Actual saving and updating is done in groups of the same model classed. Grouped this way, our items look like this:
When persisting out bulk item, Save-to-DB library first put all our items and all referenced item into separate lists according to model class. The it tried to get data, fist all companies with one query, then instruments, etc. Since our database is empty, no data was retrieved. After getting data, it starts to create new data in the database if possible. In our case the process when like this:
- First the library tried to create new company data in DB, since we have enough data (according to “creators” configuration value), library issued insert statements for both companies.
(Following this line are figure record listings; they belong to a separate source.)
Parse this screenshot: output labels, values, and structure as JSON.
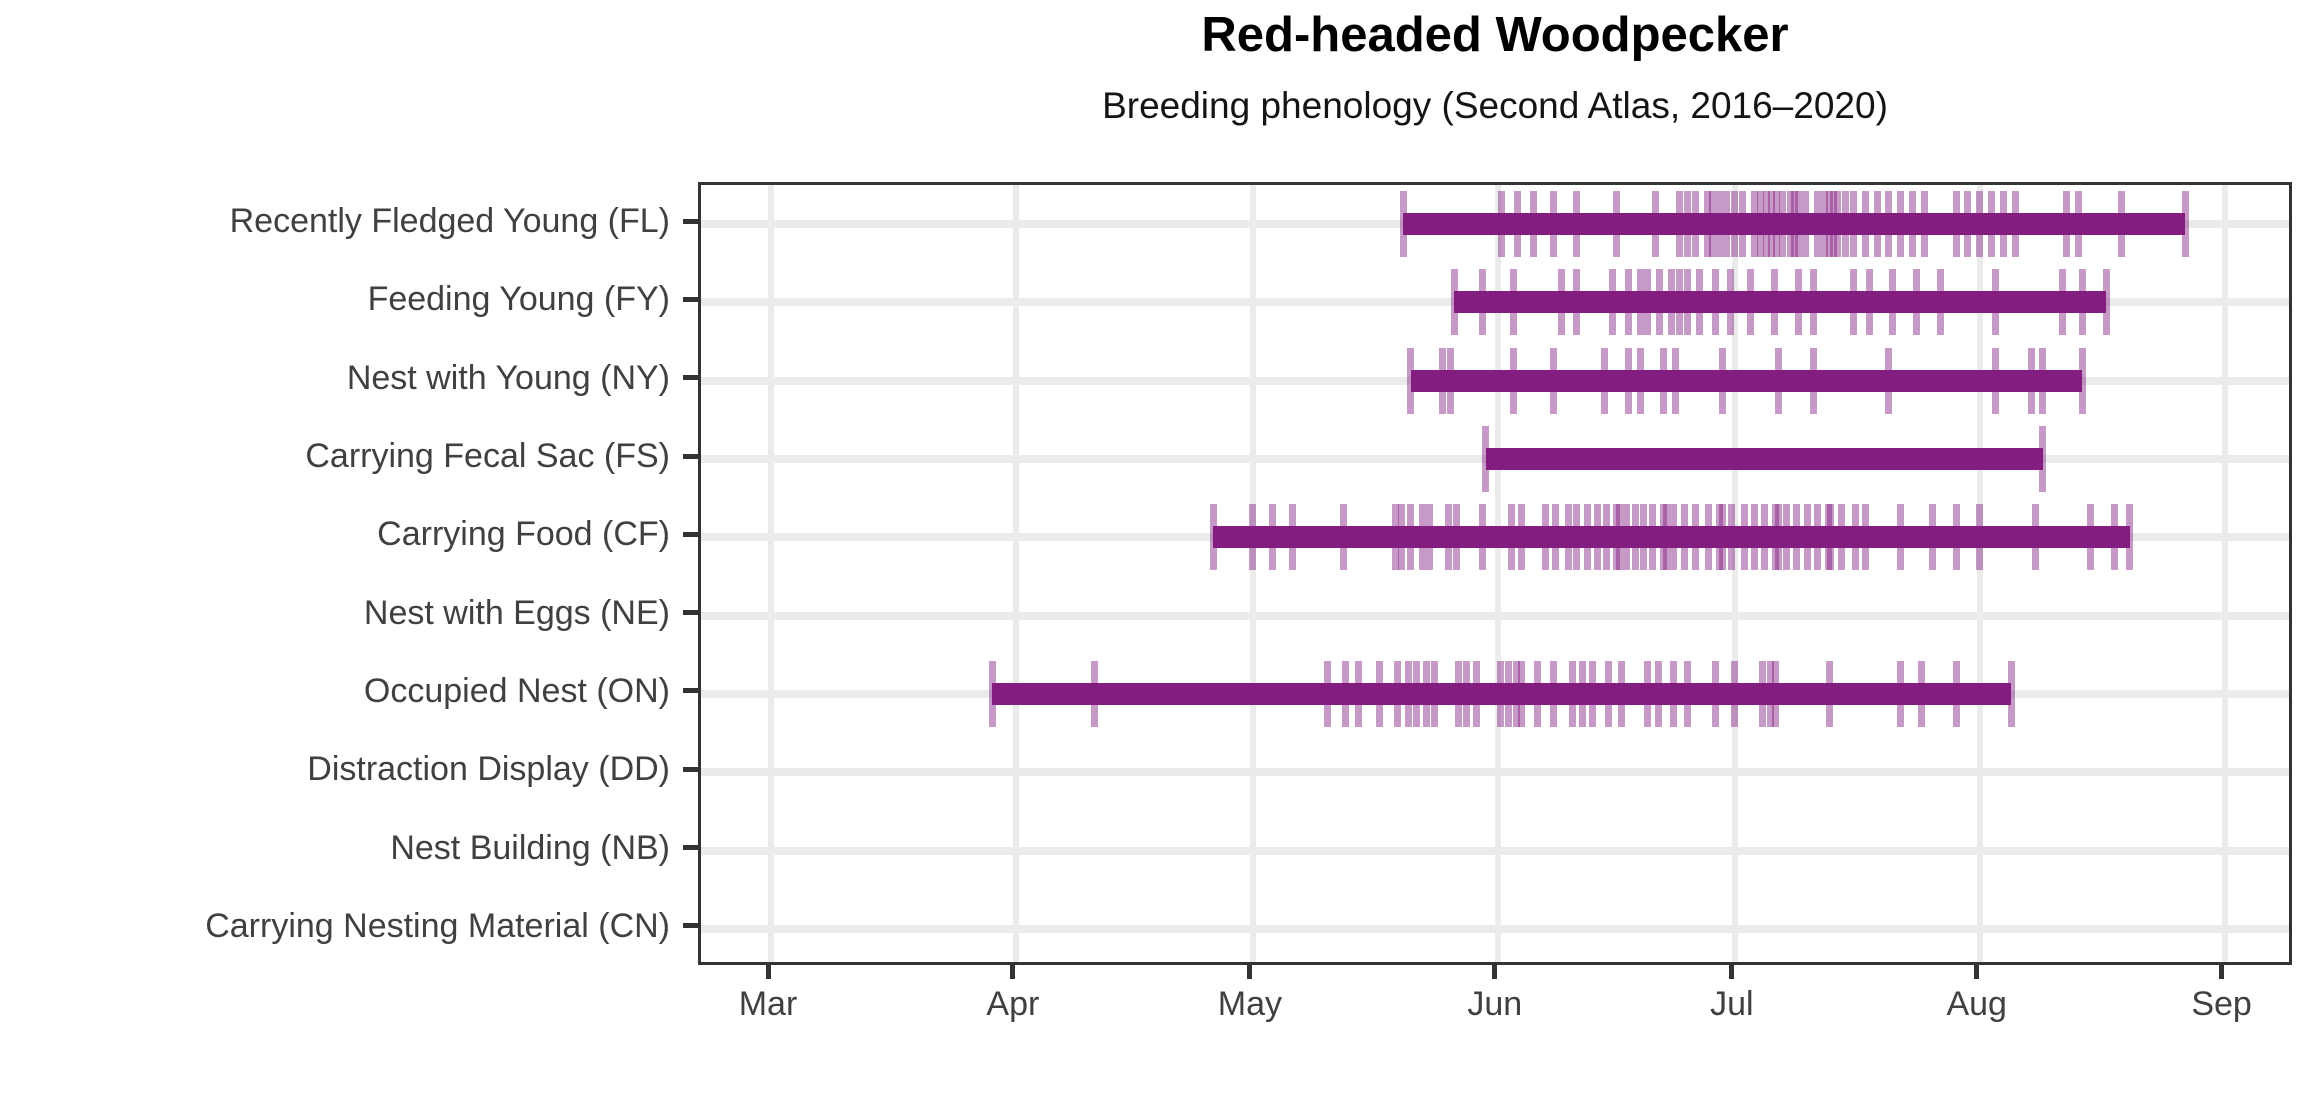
{
  "title": "Red-headed Woodpecker",
  "subtitle": "Breeding phenology (Second Atlas, 2016–2020)",
  "colors": {
    "bar": "#831d80",
    "rug_alpha": 0.45,
    "grid": "#ebebeb",
    "panel_border": "#333333",
    "axis_tick_mark": "#333333",
    "axis_text": "#404040",
    "background": "#ffffff"
  },
  "chart_data": {
    "type": "range-timeline-with-rug",
    "title": "Red-headed Woodpecker",
    "subtitle": "Breeding phenology (Second Atlas, 2016–2020)",
    "grid": "on",
    "legend": "none",
    "x_axis": {
      "tick_labels": [
        "Mar",
        "Apr",
        "May",
        "Jun",
        "Jul",
        "Aug",
        "Sep"
      ],
      "tick_days_from_mar1": [
        0,
        31,
        61,
        92,
        122,
        153,
        184
      ],
      "domain_days_from_mar1": [
        -8.9,
        192.9
      ]
    },
    "categories": [
      "Recently Fledged Young (FL)",
      "Feeding Young (FY)",
      "Nest with Young (NY)",
      "Carrying Fecal Sac (FS)",
      "Carrying Food (CF)",
      "Nest with Eggs (NE)",
      "Occupied Nest (ON)",
      "Distraction Display (DD)",
      "Nest Building (NB)",
      "Carrying Nesting Material (CN)"
    ],
    "series": [
      {
        "code": "FL",
        "category": "Recently Fledged Young (FL)",
        "range_days": [
          80,
          179
        ],
        "range_dates": [
          "May 20",
          "Aug 27"
        ],
        "obs_days": [
          80,
          92.5,
          94.5,
          96.5,
          99,
          102,
          107,
          112,
          115,
          116,
          117,
          118.5,
          119.2,
          120,
          121,
          122,
          123,
          124.5,
          125.3,
          126,
          126.6,
          127.3,
          128,
          129,
          129.5,
          130,
          131,
          132.5,
          133.3,
          134,
          134.5,
          135,
          136,
          137,
          138.5,
          140,
          141.5,
          143,
          144.5,
          146,
          150,
          151.5,
          153,
          154.5,
          156,
          157.5,
          164,
          165.5,
          171,
          179
        ]
      },
      {
        "code": "FY",
        "category": "Feeding Young (FY)",
        "range_days": [
          86.5,
          169
        ],
        "range_dates": [
          "May 26",
          "Aug 17"
        ],
        "obs_days": [
          86.5,
          90,
          94,
          100,
          102,
          106.5,
          108.5,
          110,
          111,
          112.5,
          114,
          115,
          116,
          117.5,
          119.5,
          121.5,
          124,
          127,
          130,
          132,
          137,
          139,
          142,
          145,
          148,
          155,
          163.5,
          166,
          169
        ]
      },
      {
        "code": "NY",
        "category": "Nest with Young (NY)",
        "range_days": [
          81,
          166
        ],
        "range_dates": [
          "May 21",
          "Aug 14"
        ],
        "obs_days": [
          81,
          85,
          86,
          94,
          99,
          105.5,
          108.5,
          110,
          113,
          114.5,
          120.5,
          127.5,
          132,
          141.5,
          155,
          159.5,
          161,
          166
        ]
      },
      {
        "code": "FS",
        "category": "Carrying Fecal Sac (FS)",
        "range_days": [
          90.5,
          161
        ],
        "range_dates": [
          "May 30",
          "Aug 9"
        ],
        "obs_days": [
          90.5,
          161
        ]
      },
      {
        "code": "CF",
        "category": "Carrying Food (CF)",
        "range_days": [
          56,
          172
        ],
        "range_dates": [
          "Apr 26",
          "Aug 20"
        ],
        "obs_days": [
          56,
          61,
          63.5,
          66,
          72.5,
          79,
          79.8,
          81,
          82.5,
          83.3,
          85.7,
          86.8,
          90,
          93.7,
          95,
          98,
          99.3,
          101,
          102,
          103.3,
          104.6,
          105.7,
          107,
          107.4,
          108.3,
          109.4,
          110.4,
          111.6,
          113,
          113.3,
          114.3,
          115.6,
          117,
          118.7,
          120,
          120.4,
          121.6,
          123.2,
          124.5,
          125.8,
          127.2,
          127.5,
          128.5,
          129.8,
          131.2,
          132.5,
          133.8,
          134.1,
          135.5,
          137.3,
          138.6,
          143,
          147,
          150,
          153,
          160,
          167,
          170,
          172
        ]
      },
      {
        "code": "NE",
        "category": "Nest with Eggs (NE)",
        "range_days": null,
        "range_dates": null,
        "obs_days": []
      },
      {
        "code": "ON",
        "category": "Occupied Nest (ON)",
        "range_days": [
          28,
          157
        ],
        "range_dates": [
          "Mar 29",
          "Aug 5"
        ],
        "obs_days": [
          28,
          41,
          70.5,
          72.7,
          74.4,
          77,
          79.3,
          80.7,
          81.7,
          83,
          84,
          87,
          88,
          89.3,
          92.4,
          93.4,
          94.4,
          95,
          97,
          99,
          101.4,
          102.7,
          104,
          106,
          107.7,
          111,
          112.3,
          114.3,
          116,
          119.6,
          122,
          125.5,
          126.5,
          127.2,
          134,
          143,
          145.6,
          150,
          157
        ]
      },
      {
        "code": "DD",
        "category": "Distraction Display (DD)",
        "range_days": null,
        "range_dates": null,
        "obs_days": []
      },
      {
        "code": "NB",
        "category": "Nest Building (NB)",
        "range_days": null,
        "range_dates": null,
        "obs_days": []
      },
      {
        "code": "CN",
        "category": "Carrying Nesting Material (CN)",
        "range_days": null,
        "range_dates": null,
        "obs_days": []
      }
    ]
  }
}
- Since we already have company models, both instruments models can be persisted to the database.
- Same logic applies to dividends.
- In case of tickers, at this stage we do not have exchange model yet, so they are skipped for now.
- Exchange model created.
- Ticker models created.
Simply saving new data into a database is not difficult, you could use pure SQLAlchemy with approximately the same amount of code. Now let’s run another code, see Listing 5.
1 2 3 4 5 6 7 8 9 10 11 12 13 14 15 16 17 18 19 20 21 | import items
from conf import persister
# Note that there is no instrument data here
DIVIDEND_DATA = [
# TICKER DATE, AMOUNT
["QIWI", "2007-03-28", "0.19"], # new data
["QIWI", "2017-05-29", "10.0"], # data to be updated
]
exchange = items.ExchangeItem(name="Moscow Exchange")
# setting fields on a bulk items sets default values for the items
# (you can also use double underscore to access subfields)
dividends = items.DividendItem.Bulk(instrument__tickers__exchange=exchange)
for (ticker_code, date, amount) in DIVIDEND_DATA:
dividend = dividends.gen(date=date, amount=amount)
# using double underscore to access subfields
dividend["instrument__tickers"].gen(code=ticker_code)
persister.persist(dividends)
persister.commit()
|
Note that there is no instrument data here, remember that we added “tickers” as getters to the instrument item class (tickers have a reference to instruments and can be got using “exchange” and “ticker_code” values). Save-to-DB library will not add it automatically as it is a one-to-many relationship, in our case we assume that it is impossible for a stock that belongs to one company today, to belong to another company tomorrow.
Note
On line 18 where we use instrument__tickers key, we have different dividend item each time, meaning that different instrument and ticker item will be generated. Items will be merged into one, since allow_merge_items is set to True for the classes.
If you run the code and look into the database, you’ll see that the updated and newly created data is there.